Я сгреб поленья и погасил все свечи, кроме одной. Освещая себе путь этой свечой, мы прошли через темные, холодные, пустые комнаты и по каменным ступеням спустились в столовую, где было светло, а на столе ждали кушанья и вино.
Появившаяся в дверях Станея держалась как обычно, по-домашнему, и скоро Глэдис, несмотря на то что они почти не были знакомы, уже весело разговаривала с ней. Пожалуй, подумал я, никто в поместье и не заметит, что окружающее кажется ей сном.
Что можно сказать погруженному в глубокий сон человеку такое, что помогло бы ему стряхнуть сонные путы? Если усадьба тоже часть преследующего Глэдис кошмара, то мне не стоило заводить речь о жизнь здесь, о хозяйстве; не мог я говорить и о том мире, пробудиться в котором она желала, но не могла. На столе перед нами дымилась еда, и ела Глэдис со своим всегдашним аппетитом; и еще — была наша любовь, которую мне не под силу было выразить словами. Стремясь поддержать разговор, рассмешить ее, я не находил что сказать, поскольку все мои мысли были о том, что же стало причиною подавленного состояния Глэдис: усталость, которую излечит время и отдых, или же разочарование в любви?
Я завел речь о книгах в надежде, что Глэдис расскажет о тех, что привезла с собой. Однако мои рассказы об островитянской литературе звучали как-то сухо, по-лекторски.

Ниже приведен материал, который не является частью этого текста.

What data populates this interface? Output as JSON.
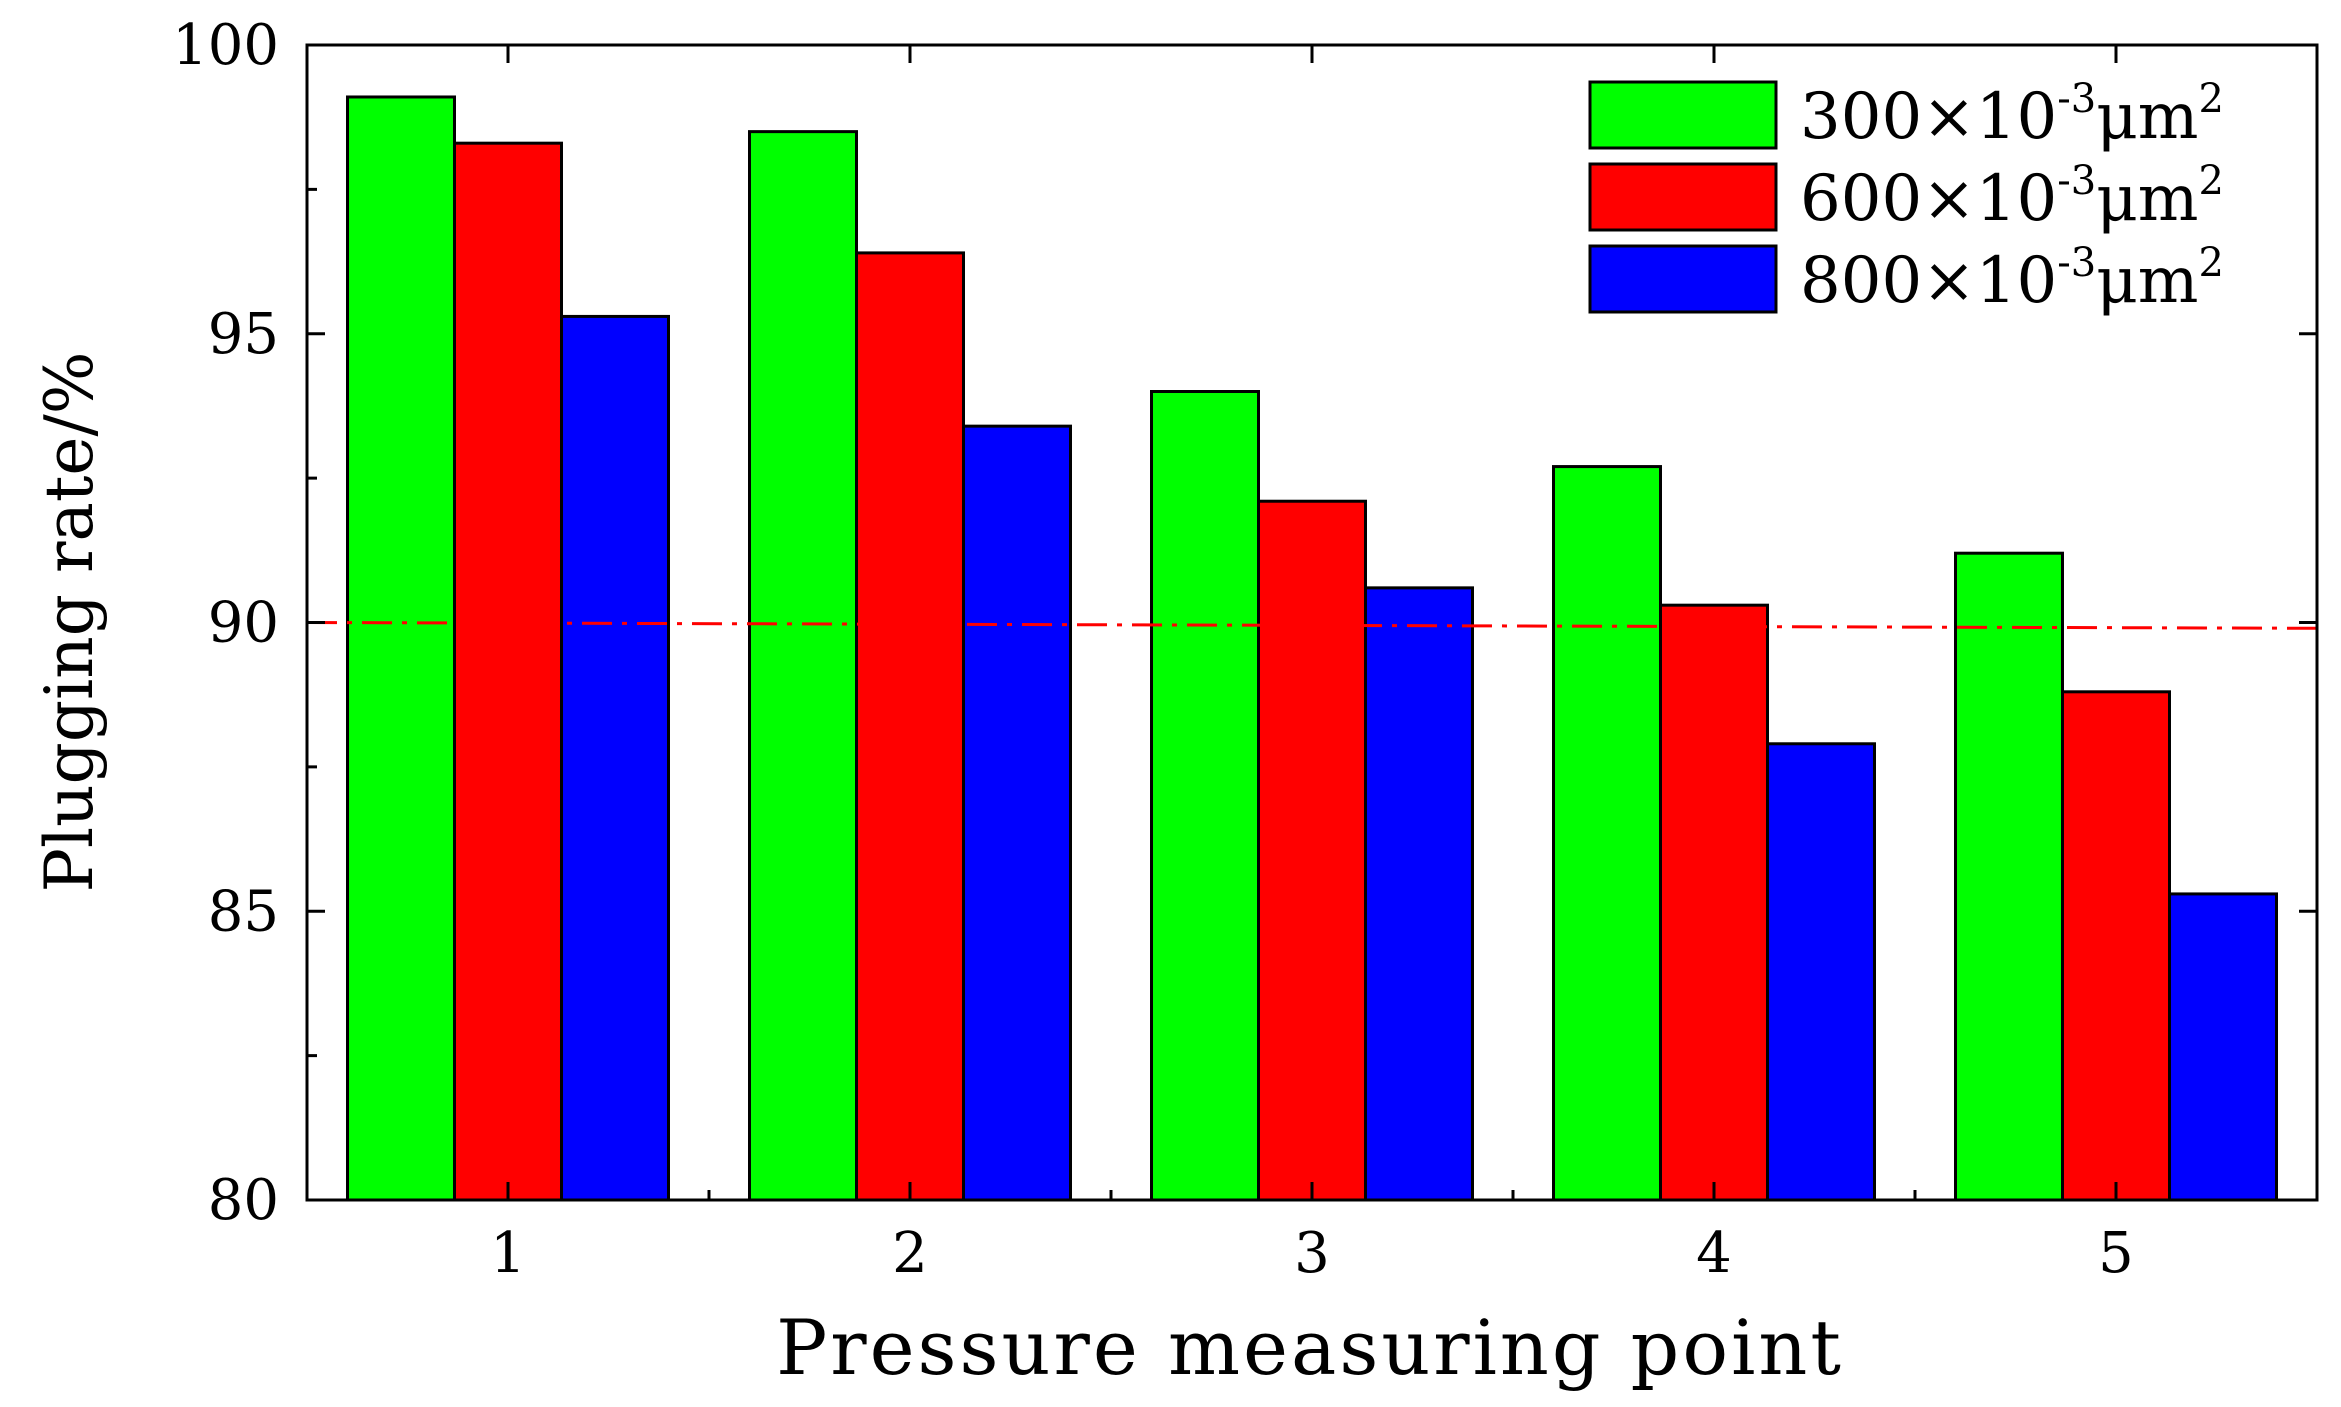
{
  "chart_data": {
    "type": "bar",
    "title": "",
    "xlabel": "Pressure measuring point",
    "ylabel": "Plugging rate/%",
    "categories": [
      "1",
      "2",
      "3",
      "4",
      "5"
    ],
    "series": [
      {
        "name": "300×10-3μm2",
        "coef": "300×10",
        "exp": "-3",
        "unit": "μm",
        "unit_exp": "2",
        "color": "#00ff00",
        "values": [
          99.1,
          98.5,
          94.0,
          92.7,
          91.2
        ]
      },
      {
        "name": "600×10-3μm2",
        "coef": "600×10",
        "exp": "-3",
        "unit": "μm",
        "unit_exp": "2",
        "color": "#ff0000",
        "values": [
          98.3,
          96.4,
          92.1,
          90.3,
          88.8
        ]
      },
      {
        "name": "800×10-3μm2",
        "coef": "800×10",
        "exp": "-3",
        "unit": "μm",
        "unit_exp": "2",
        "color": "#0000ff",
        "values": [
          95.3,
          93.4,
          90.6,
          87.9,
          85.3
        ]
      }
    ],
    "ylim": [
      80,
      100
    ],
    "yticks": [
      "80",
      "85",
      "90",
      "95",
      "100"
    ],
    "reference_line": {
      "y_start": 90.0,
      "y_end": 89.9,
      "style": "dash-dot",
      "color": "#ff0000"
    },
    "legend": "top-right",
    "grid": false
  }
}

Глэдис тоже прилагала все усилия, чтобы поддержать беседу, однако на вопросы о том, какие из своих любимых книг она привезла, отвечала уклончиво.
— Ну что, пойдем наверх, наведем в комнате порядок? — спросила она, едва ужин закончился.
Как только мы поднялись в спальню, я разворошил поленья, и огонь вновь ярко заполыхал в очаге, но что до распаковки, то тут я мало чем мог помочь. Я сидел праздно, подобно человеку, вынужденному глядеть, как хлопочет его слуга. И хотя Глэдис держалась безупречно и улыбка всегда была у нее наготове, я чувствовал, чего ей это стоит.
Мы — а вернее, она — проделывали работу бережно и кропотливо, как будто и вправду собираясь остаться здесь насовсем.
Наконец в комнате воцарился идеальный порядок, сундуки и чемодан стояли пустые, каждая вещь заняла свое место, но Глэдис была все так же напряжена, и гнетущее чувство, похожее на безысходное отчаяние, сжало мне сердце.
Существовал единственный способ вернуть Глэдис, сломить ее сопротивление. Подойдя, я обнял ее. Она безвольно подчинилась. Я поцеловал ее, чтобы хоть как-то оживить, согреть. Она боялась, что ее шелковое платье помнется, и я помог снять его. Покорность ее бередила во мне желание, и Глэдис не осталась безразличной к моим ласкам, и все же она была лишь наполовину рядом. Губами, взглядом, осторожными прикосновениями я впивал божественную красоту ее обнаженного тела. Хмелея от наслаждения, которое мне хотелось продлить, я почти не думал о Глэдис, занятый лишь собственными эмоциями. Перед моим умственным взором то мелькали картины поместья, яркого, живого, самостоятельного, но целиком подвластного мне, готового удовлетворить все разнообразие моих желаний своей красотой и возможностью работы; то — вновь — я видел перед собой Глэдис, тоже мою, мне принадлежащую женщину, услаждавшую мои чувства и дарившую покой моему телу.